Sadie nodded. “One might say that in a job interview, Black Swan could describe itself as a real self-starter.”
“This isn’t a time for jokes,” Benji said.
“Why not? If I can’t laugh, then I’ll cry.”
“Fuck you, Sadie.”
She flinched, as if struck. “I’m sorry.”
“What do you want from us?” Benji asked.
“We want you to stay with the flock.”
“That is not my decision. We go where we are assigned. You know that better than most, Sadie. And now with this…”
“But you have influence. Loretta listens to you.”
“Hardly. I’m disgraced. But fine. Let’s say she listens. Then what?”
“Then you stay. You watch over the flock. That’s it.”
“I’m not a shepherd. I’m a doctor. And they’ll need me with the team, tackling the pathogen—”

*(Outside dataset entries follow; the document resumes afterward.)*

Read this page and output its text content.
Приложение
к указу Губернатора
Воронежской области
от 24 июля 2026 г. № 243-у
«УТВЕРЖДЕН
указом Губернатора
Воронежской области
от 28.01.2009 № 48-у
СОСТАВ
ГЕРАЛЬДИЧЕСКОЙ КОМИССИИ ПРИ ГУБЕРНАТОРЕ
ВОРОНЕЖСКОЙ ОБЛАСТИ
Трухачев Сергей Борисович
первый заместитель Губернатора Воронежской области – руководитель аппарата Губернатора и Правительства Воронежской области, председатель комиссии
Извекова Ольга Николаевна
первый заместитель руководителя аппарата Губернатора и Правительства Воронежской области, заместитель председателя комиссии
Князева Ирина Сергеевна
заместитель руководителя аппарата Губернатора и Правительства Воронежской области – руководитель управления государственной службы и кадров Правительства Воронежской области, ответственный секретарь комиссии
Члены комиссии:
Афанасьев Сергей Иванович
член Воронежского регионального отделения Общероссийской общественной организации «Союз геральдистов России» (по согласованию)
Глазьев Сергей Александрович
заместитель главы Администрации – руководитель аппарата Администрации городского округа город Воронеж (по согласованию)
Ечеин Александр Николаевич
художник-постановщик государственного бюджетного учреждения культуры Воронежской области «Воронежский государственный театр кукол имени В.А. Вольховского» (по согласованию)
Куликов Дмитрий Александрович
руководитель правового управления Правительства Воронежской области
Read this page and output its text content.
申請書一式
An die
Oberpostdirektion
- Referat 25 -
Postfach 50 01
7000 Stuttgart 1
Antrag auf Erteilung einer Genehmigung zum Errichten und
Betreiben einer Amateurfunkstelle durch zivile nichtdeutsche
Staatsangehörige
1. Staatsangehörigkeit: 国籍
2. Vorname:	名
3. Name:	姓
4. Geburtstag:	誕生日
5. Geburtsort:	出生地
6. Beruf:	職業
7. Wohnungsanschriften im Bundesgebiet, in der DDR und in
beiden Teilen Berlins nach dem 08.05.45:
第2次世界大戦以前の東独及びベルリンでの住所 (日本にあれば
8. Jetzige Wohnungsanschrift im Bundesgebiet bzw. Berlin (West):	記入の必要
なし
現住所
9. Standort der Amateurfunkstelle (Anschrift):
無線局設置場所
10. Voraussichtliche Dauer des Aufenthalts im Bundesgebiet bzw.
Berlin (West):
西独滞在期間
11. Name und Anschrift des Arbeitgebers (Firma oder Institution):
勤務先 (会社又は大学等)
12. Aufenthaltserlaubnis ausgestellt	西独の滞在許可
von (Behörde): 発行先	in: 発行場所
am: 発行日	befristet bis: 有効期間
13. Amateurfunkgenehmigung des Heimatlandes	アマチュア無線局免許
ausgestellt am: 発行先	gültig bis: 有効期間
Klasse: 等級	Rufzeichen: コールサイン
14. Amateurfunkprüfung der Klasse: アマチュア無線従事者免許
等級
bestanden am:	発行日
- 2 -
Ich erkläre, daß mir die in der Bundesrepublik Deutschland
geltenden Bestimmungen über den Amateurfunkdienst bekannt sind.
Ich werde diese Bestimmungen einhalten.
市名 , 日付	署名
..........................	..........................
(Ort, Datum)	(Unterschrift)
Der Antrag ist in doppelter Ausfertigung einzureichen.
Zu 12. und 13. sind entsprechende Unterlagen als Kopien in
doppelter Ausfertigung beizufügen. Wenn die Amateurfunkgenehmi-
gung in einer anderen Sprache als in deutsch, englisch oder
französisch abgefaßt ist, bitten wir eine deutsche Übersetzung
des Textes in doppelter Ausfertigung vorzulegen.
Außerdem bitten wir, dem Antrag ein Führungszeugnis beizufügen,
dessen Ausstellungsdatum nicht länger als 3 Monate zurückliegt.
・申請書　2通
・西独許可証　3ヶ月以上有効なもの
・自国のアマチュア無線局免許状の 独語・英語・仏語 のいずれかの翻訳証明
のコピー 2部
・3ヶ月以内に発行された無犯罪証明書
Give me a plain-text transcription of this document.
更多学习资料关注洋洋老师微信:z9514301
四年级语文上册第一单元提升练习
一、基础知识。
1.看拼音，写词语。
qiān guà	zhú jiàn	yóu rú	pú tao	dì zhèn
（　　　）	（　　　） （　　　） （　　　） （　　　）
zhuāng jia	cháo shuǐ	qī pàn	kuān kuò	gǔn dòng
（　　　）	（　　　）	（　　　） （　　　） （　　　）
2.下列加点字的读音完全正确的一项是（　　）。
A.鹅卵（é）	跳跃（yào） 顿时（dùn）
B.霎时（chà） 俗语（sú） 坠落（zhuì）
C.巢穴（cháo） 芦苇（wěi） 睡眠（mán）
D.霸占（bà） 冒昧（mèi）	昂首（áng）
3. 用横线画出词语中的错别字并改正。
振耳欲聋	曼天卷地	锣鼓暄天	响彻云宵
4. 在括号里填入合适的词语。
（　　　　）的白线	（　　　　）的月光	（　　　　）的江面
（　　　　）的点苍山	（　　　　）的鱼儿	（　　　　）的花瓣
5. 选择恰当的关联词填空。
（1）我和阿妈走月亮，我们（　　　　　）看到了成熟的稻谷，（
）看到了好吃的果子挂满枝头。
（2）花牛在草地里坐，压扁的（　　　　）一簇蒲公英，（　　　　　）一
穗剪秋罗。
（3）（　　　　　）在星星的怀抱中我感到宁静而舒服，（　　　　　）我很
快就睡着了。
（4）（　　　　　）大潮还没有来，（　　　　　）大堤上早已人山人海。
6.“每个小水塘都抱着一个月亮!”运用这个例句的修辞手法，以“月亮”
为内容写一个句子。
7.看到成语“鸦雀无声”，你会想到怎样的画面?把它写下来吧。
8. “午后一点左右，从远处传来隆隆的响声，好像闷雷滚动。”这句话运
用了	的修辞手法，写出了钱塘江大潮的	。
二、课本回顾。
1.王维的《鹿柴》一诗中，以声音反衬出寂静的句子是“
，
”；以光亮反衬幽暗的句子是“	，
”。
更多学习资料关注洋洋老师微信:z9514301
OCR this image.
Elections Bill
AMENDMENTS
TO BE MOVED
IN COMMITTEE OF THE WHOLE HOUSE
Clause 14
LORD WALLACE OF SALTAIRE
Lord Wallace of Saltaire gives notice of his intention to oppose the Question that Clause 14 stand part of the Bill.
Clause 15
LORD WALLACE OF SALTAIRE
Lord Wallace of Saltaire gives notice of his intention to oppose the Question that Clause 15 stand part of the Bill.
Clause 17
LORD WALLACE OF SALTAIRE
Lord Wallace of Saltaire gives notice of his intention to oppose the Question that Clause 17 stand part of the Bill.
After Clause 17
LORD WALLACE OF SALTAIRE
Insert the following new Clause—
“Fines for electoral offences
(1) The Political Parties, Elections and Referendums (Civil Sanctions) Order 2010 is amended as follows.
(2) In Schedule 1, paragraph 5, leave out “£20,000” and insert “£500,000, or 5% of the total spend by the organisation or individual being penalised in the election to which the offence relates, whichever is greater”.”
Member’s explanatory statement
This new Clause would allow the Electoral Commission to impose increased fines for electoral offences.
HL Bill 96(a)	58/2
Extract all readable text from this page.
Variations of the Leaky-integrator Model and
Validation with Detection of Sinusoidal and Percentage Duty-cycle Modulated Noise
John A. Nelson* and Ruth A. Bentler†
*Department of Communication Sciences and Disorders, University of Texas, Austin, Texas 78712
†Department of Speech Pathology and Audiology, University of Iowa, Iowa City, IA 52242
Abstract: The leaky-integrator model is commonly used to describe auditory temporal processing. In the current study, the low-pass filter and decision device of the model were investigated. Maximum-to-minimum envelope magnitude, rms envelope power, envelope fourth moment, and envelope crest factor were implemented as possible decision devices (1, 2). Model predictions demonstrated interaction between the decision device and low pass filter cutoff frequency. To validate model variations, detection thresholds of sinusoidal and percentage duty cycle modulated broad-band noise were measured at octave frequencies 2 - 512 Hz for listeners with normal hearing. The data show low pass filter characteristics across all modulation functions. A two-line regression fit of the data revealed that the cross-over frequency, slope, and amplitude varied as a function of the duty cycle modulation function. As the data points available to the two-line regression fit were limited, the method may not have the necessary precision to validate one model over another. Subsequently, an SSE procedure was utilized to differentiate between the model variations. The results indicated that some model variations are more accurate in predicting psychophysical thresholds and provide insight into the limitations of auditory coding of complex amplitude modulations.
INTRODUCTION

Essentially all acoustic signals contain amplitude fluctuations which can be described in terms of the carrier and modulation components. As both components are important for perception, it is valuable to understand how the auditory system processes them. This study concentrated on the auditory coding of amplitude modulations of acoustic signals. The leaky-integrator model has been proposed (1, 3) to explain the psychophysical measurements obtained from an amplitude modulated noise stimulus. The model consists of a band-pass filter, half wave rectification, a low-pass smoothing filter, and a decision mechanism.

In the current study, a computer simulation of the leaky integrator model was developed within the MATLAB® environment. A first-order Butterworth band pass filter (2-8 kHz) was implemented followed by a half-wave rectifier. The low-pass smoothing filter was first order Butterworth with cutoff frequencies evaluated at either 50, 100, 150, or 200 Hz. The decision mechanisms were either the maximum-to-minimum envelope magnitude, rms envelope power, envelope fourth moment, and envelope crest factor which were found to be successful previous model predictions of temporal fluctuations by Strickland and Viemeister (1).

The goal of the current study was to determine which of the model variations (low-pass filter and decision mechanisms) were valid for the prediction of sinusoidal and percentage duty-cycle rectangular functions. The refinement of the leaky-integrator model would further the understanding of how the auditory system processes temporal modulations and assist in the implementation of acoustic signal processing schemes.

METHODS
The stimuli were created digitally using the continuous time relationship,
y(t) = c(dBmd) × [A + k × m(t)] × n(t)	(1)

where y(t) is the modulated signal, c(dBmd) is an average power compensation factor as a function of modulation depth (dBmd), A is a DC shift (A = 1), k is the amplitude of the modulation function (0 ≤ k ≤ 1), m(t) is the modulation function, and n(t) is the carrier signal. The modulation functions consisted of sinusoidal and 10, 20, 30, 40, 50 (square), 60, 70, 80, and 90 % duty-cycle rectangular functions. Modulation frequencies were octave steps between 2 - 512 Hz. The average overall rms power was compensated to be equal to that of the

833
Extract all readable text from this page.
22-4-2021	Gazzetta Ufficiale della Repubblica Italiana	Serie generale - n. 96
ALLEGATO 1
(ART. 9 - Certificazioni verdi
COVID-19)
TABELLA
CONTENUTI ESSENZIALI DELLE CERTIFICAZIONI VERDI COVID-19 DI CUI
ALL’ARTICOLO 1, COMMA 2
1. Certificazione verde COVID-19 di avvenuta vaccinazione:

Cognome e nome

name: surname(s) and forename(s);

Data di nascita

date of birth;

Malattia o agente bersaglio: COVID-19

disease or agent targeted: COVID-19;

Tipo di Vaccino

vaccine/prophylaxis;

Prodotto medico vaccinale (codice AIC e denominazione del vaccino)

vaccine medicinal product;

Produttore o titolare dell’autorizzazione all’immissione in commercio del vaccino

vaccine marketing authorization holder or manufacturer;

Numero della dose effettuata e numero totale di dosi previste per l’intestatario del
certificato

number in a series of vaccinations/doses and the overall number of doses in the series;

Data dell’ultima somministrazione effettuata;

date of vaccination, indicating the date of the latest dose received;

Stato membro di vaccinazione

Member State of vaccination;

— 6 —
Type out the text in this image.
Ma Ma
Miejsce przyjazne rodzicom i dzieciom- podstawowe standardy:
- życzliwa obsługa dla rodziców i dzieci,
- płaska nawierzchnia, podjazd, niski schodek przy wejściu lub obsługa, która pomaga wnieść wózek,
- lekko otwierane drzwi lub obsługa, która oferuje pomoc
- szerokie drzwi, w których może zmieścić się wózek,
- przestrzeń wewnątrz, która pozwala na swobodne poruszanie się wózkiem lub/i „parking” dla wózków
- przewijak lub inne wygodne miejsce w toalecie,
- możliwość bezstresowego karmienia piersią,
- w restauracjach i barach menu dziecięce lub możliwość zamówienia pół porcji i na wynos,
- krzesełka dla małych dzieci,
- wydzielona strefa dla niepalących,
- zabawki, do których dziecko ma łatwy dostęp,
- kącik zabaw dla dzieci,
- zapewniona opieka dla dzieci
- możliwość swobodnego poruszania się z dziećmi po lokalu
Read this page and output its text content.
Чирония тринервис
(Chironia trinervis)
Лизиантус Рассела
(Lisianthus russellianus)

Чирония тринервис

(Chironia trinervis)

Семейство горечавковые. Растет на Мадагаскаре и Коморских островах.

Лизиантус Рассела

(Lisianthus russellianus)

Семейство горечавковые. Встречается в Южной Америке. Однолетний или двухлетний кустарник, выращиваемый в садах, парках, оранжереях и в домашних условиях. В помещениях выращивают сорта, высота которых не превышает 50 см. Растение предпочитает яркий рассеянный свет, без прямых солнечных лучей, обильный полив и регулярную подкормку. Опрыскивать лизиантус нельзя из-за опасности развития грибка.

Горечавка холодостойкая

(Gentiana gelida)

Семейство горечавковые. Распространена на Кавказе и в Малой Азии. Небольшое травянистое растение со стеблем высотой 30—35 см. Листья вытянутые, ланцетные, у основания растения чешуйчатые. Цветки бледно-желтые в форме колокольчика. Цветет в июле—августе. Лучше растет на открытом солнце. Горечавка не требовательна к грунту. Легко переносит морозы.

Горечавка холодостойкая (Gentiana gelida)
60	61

“That’s old thinking,” she said. “It’s too late for that. Already the pathogen is widespread; it just hasn’t shown itself yet. It’s the flock that needs you. You’ve done well by the flock so far. And you’re better than law enforcement. The DHS especially.” She touched his arm gently, and he pulled away. “One day soon, the public is going to know about White Mask. They may not see where it’s going, not at first, but the breakdown will be faster than people expect. And that will put the sleepwalkers in danger, because they’ll be the only stable el
ement in a world gone mad. They must survive. They need smart people, sane people, like you there.”
“White Mask,” he said. “Is that its name? The disease?”
“Yes. It’s what they’ll call it.”
“Christ.” Suddenly he said, “We’re leaving. Arav and I. You can…stay here. You take that fucking phone, your Black Swan, and you pray to it for wisdom.” As if on cue, he took his own satphone and flung it toward her. It clattered against the ground. “See if that monster intelligence can call you a cab. Come on, Arav. We have work to do.”
* * *
—
ON THE DRIVE back, he and Arav didn’t say a thing to each other. He kept his eyes on the road, though at times he felt the younger man’s stare boring through him like a pair of power drills.
(He could practically hear the whir.)
They turned the corner past tall wind turbines chopping air, and finally he opened his mouth to say something, anything—
And his phone rang. His real phone.
He looked at it.
Loretta.
“Loretta,” he said, answering it. Trying to keep his voice girded, because he wasn’t yet sure what he was planning to do with what Sadie had told him—about Firesight, about the flock, about the disease—
What did she call it?
White Mask.
“I need you in Atlanta,” she said.
He suspected he knew why.
She continued: “It’s a meeting. Not a permanent reassignment. I booked you a flight out late tonight. Meeting’s in the morning.”
“Loretta, I—”
“Benji, this is all hands on deck.”
They’d started to figure it out. Not the nature of the flock, no, maybe not. But the fungal pathogen. White Mask.